Tests are split with a `network` marker: offline tests cover all the pure
aggregation/parsing logic and run in CI; network-marked tests hit the live
public APIs and are skipped in CI so the suite never depends on third-party
uptime or rate limits. GitHub Actions runs lint + offline tests on Python 3.10
and 3.12 ([`.github/workflows/ci.yml`](.github/workflows/ci.yml)).

## Publishing

MCP servers aren't "hosted" on GitHub — GitHub holds the source, and clients
launch the server locally over stdio.
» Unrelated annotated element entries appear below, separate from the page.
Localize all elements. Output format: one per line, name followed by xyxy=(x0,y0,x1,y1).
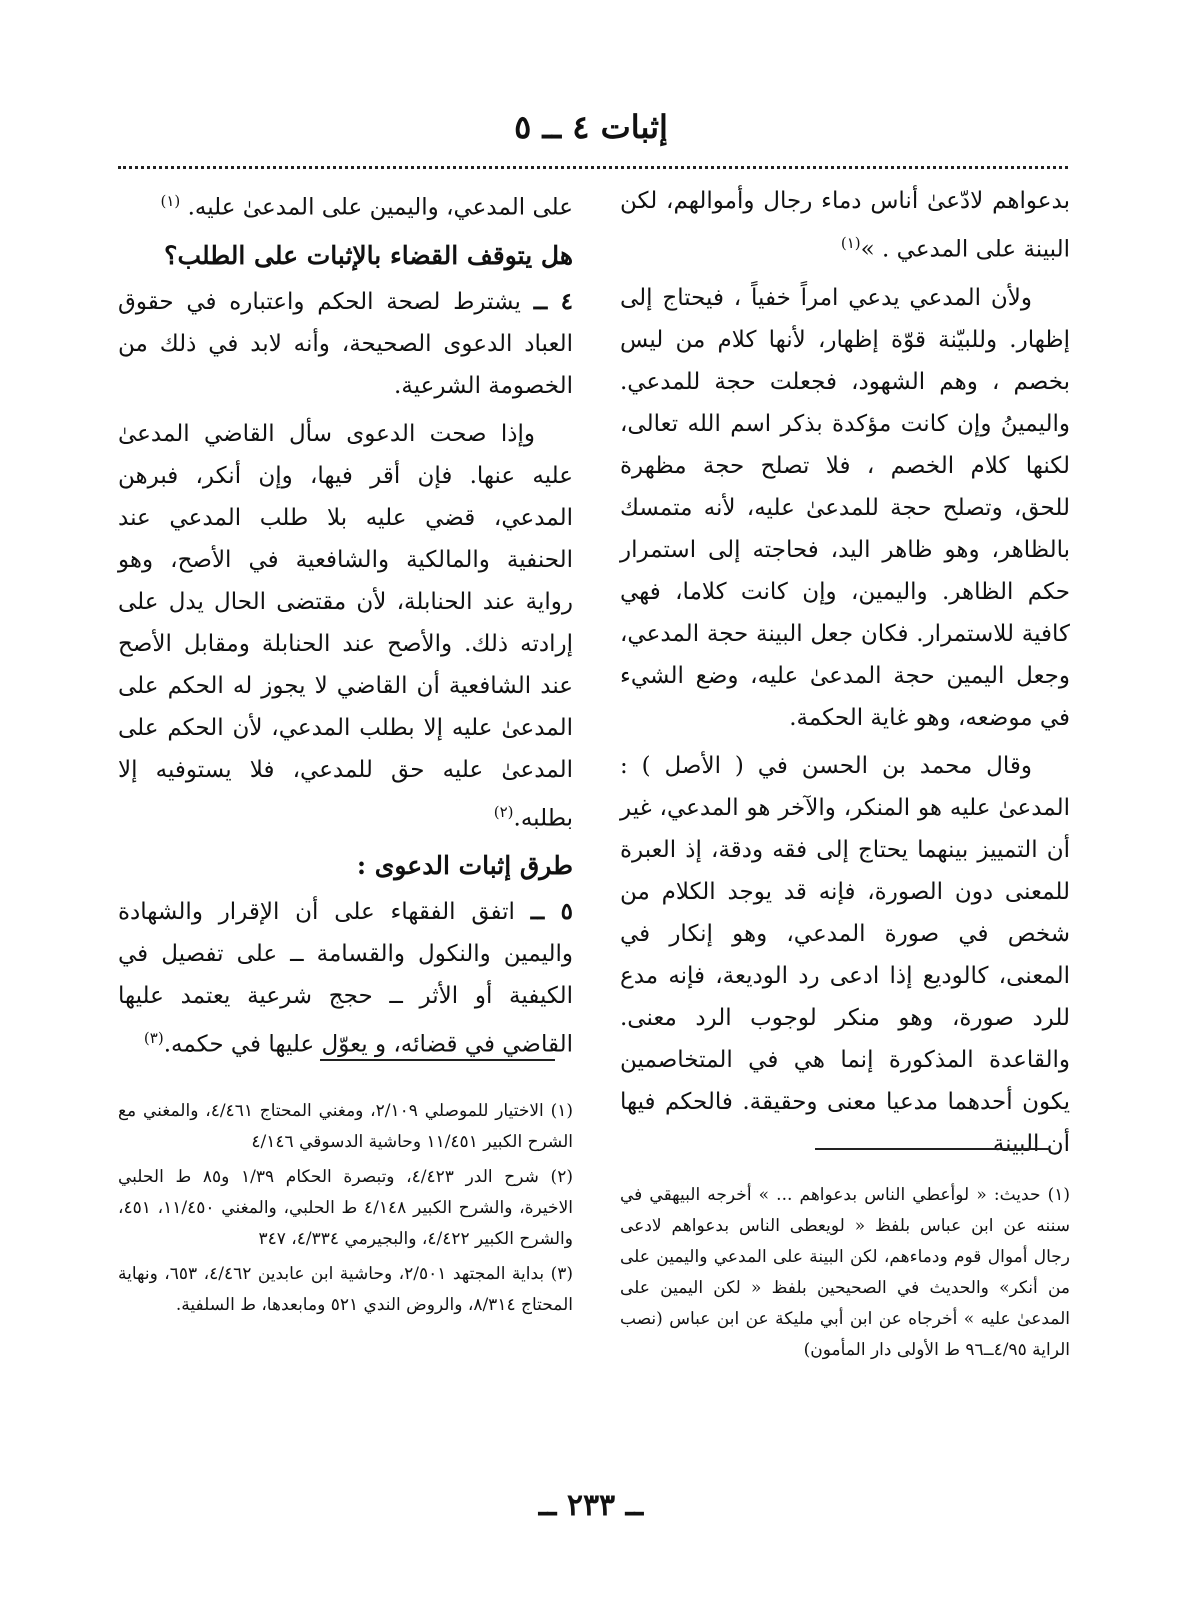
left-paragraph-2 xyxy=(118,281,573,407)
right-paragraph-3: وقال محمد بن الحسن في ( الأصل ) : المدعىٰ عليه هو المنكر، والآخر هو المدعي، غير أن التمييز بينهما يحتاج إلى فقه ودقة، إذ العبرة للمعنى دون الصورة، فإنه قد يوجد الكلام من شخص في صورة المدعي، وهو إنكار في المعنى، كالوديع إذا ادعى رد الوديعة، فإنه مدع للرد صورة، وهو منكر لوجوب الرد معنى. والقاعدة المذكورة إنما هي في المتخاصمين يكون أحدهما مدعيا معنى وحقيقة. فالحكم فيها أن البينة xyxy=(620,752,1070,1157)
footnote-item: (٣) بداية المجتهد ٢/٥٠١، وحاشية ابن عابدين ٤/٤٦٢، ٦٥٣، ونهاية المحتاج ٨/٣١٤، والروض الندي ٥٢١ ومابعدها، ط السلفية. xyxy=(118,1264,573,1315)
footnote-item: (٢) شرح الدر ٤/٤٢٣، وتبصرة الحكام ١/٣٩ و٨٥ ط الحلبي الاخيرة، والشرح الكبير ٤/١٤٨ ط الحلبي، والمغني ١١/٤٥٠، ٤٥١، والشرح الكبير ٤/٤٢٢، والبجيرمي ٤/٣٣٤، ٣٤٧ xyxy=(118,1167,573,1249)
left-paragraph-3 xyxy=(118,413,573,840)
footnote-ref: (٢) xyxy=(493,802,514,821)
right-paragraph-1-text: بدعواهم لادّعىٰ أناس دماء رجال وأموالهم، لكن البينة على المدعي . » xyxy=(620,188,1070,263)
left-paragraph-2-text: يشترط لصحة الحكم واعتباره في حقوق العباد الدعوى الصحيحة، وأنه لابد في ذلك من الخصومة الشرعية. xyxy=(118,288,573,399)
left-paragraph-4-text: اتفق الفقهاء على أن الإقرار والشهادة واليمين والنكول والقسامة ــ على تفصيل في الكيفية أو الأثر ــ حجج شرعية يعتمد عليها القاضي في قضائه، و يعوّل عليها في حكمه. xyxy=(118,899,573,1058)
paragraph-number: ٥ ــ xyxy=(530,898,573,926)
section-heading-methods: طرق إثبات الدعوى : xyxy=(356,851,573,881)
left-paragraph-1 xyxy=(118,180,573,229)
left-column xyxy=(118,180,573,1066)
right-column xyxy=(620,180,1070,1165)
header-dotted-rule xyxy=(118,166,1068,169)
right-paragraph-2: ولأن المدعي يدعي امراً خفياً ، فيحتاج إلى إظهار. وللبيّنة قوّة إظهار، لأنها كلام من ليس بخصم ، وهم الشهود، فجعلت حجة للمدعي. واليمينُ وإن كانت مؤكدة بذكر اسم الله تعالى، لكنها كلام الخصم ، فلا تصلح حجة مظهرة للحق، وتصلح حجة للمدعىٰ عليه، لأنه متمسك بالظاهر، وهو ظاهر اليد، فحاجته إلى استمرار حكم الظاهر. واليمين، وإن كانت كلاما، فهي كافية للاستمرار. فكان جعل البينة حجة المدعي، وجعل اليمين حجة المدعىٰ عليه، وضع الشيء في موضعه، وهو غاية الحكمة. xyxy=(620,284,1070,731)
paragraph-number: ٤ ــ xyxy=(533,287,573,315)
footnotes-left xyxy=(118,1096,573,1325)
section-heading-request: هل يتوقف القضاء بالإثبات على الطلب؟ xyxy=(164,240,573,270)
footnote-rule-left xyxy=(320,1059,555,1061)
footnote-ref: (١) xyxy=(840,234,861,252)
footnotes-right xyxy=(620,1180,1070,1370)
right-paragraph-1 xyxy=(620,180,1070,271)
left-paragraph-3-text: وإذا صحت الدعوى سأل القاضي المدعىٰ عليه عنها. فإن أقر فيها، وإن أنكر، فبرهن المدعي، قضي عليه بلا طلب المدعي عند الحنفية والمالكية والشافعية في الأصح، وهو رواية عند الحنابلة، لأن مقتضى الحال يدل على إرادته ذلك. والأصح عند الحنابلة ومقابل الأصح عند الشافعية أن القاضي لا يجوز له الحكم على المدعىٰ عليه إلا بطلب المدعي، لأن الحكم على المدعىٰ عليه حق للمدعي، فلا يستوفيه إلا بطلبه. xyxy=(118,420,573,832)
left-paragraph-1-text: على المدعي، واليمين على المدعىٰ عليه. xyxy=(187,194,573,221)
footnote-ref: (١) xyxy=(160,192,181,210)
page-number: ــ ٢٣٣ ــ xyxy=(538,1488,644,1523)
footnote-item: (١) حديث: « لوأعطي الناس بدعواهم ... » أخرجه البيهقي في سننه عن ابن عباس بلفظ « لويعطى الناس بدعواهم لادعى رجال أموال قوم ودماءهم، لكن البينة على المدعي واليمين على من أنكر» والحديث في الصحيحين بلفظ « لكن اليمين على المدعىٰ عليه » أخرجاه عن ابن أبي مليكة عن ابن عباس (نصب الراية ٤/٩٥ــ٩٦ ط الأولى دار المأمون) xyxy=(620,1185,1070,1360)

The standard distribution path:

1. **GitHub** — source of truth (this repo).
2. **PyPI** — so users can `uvx pure-mpg-mcp`. Tag a release and the
   [`publish`](.github/workflows/publish.yml) workflow builds and uploads via
   PyPI [Trusted Publishing](https://docs.pypi.org/trusted-publishers/) (no
   stored token). Configure the trusted publisher on PyPI first.
3. **MCP Registry** (optional) — [`server.json`](server.json) is the manifest;
   the `<!-- mcp-name: io.github.toymen/pure-mpg-mcp -->` line in this README
   verifies ownership. Publish with the
   [`mcp-publisher`](https://modelcontextprotocol.io/registry/quickstart) CLI
   after the PyPI release exists.

## API reference

- Swagger UI: <https://pure.mpg.de/rest/swagger-ui/index.html>
- OpenAPI spec: <https://pure.mpg.de/rest/v3/api-docs>
- PubMan REST docs: <https://colab.mpdl.mpg.de/mediawiki/PubMan_REST_API_Documentation>

## License

[MIT](LICENSE). This project is an independent client and is not affiliated with or endorsed by the Max Planck Society / Max Planck Digital Library.